Avalanches and oscillations in the brain

Many biological systems present some collective behavior, that turns out not to be dependent on their specific details, and that provides them with some functional advantages, such as a trade-off between robustness (i.e. resilience to perturbation) and flexibility (i. e. responsiveness to environmental stimuli). For example, earthquakes and forest-fires are characterized by a dynamics that is similar to the one of neuronal avalanches that were found in 2003 by Beggs and Plenz. On the other hand, a vacuum tube radio generator, a pendulum clock, a firefly that emits light pulses, a contracting human heart are all active systems that taken apart, or being isolated, continue to oscillate in their own rhythms. The object of this thesis is to investigate those collective properties and to understand from which minimal ingredients they emerge in the barrel cortex and in newborns’ brains. In particular, it will be analyzed how these coherent structures change after the system is stimulated: respectively, the rat barrel cortex will be perturbed through controlled whisker stimulation, and newborns’ auditory cortex will be stimulated through the presentation of brief sentences in different languages. Following the work by Beggs and Plenz, neuronal avalanches across the layers of the barrel cortex will be analyzed; yet, not only during spontaneous activity but also after stimulation of the whisker. Already at this stage, the role of oscillations will be taken into account. Then, the collective activity of the barrel cortex will be analyzed from another perspective: from the point of view of the correlation length of the system. We will then analyze the role of oscillations and avalanches in the barrel cortex on a more recent dataset.
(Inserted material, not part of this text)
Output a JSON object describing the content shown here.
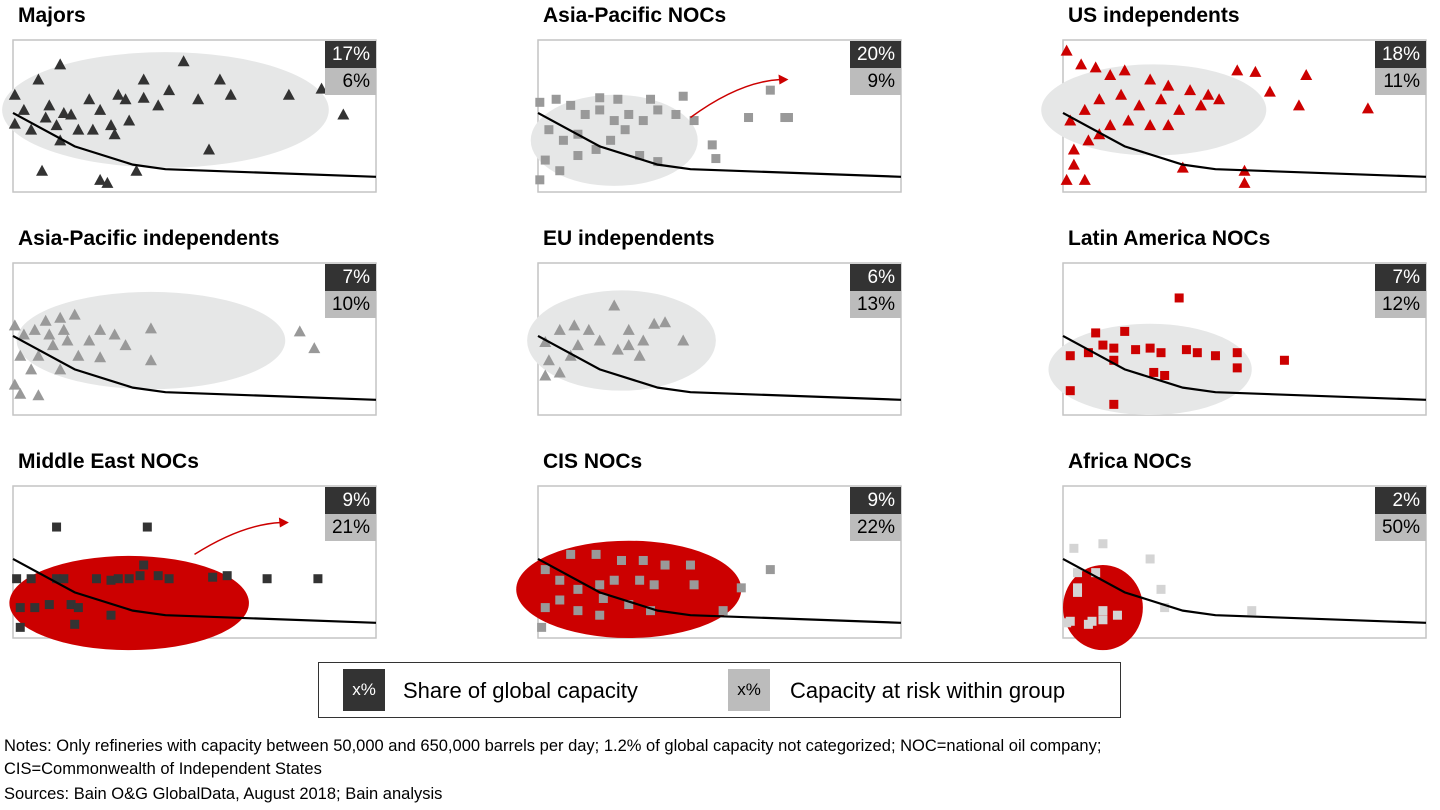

The after-whisker oscillations will be studied, as well as their presence during spontaneous activity. Their functional role will be analyzed with a barrel cortex model, that will give insights on the way oscillations arise through a cortico-thalamic interplay. The results that we will find will also suggest an explanation for the coexistence of avalanches and oscillations in the studied system. Finally, some analysis on a different dataset, EEG recordings from newborns’s neural activity, that receive stimulations with sentences, are presented. We will study criticality and complexity of the neuronal oscillations of this dataset through the lens of the detrended fluctuations analysis method.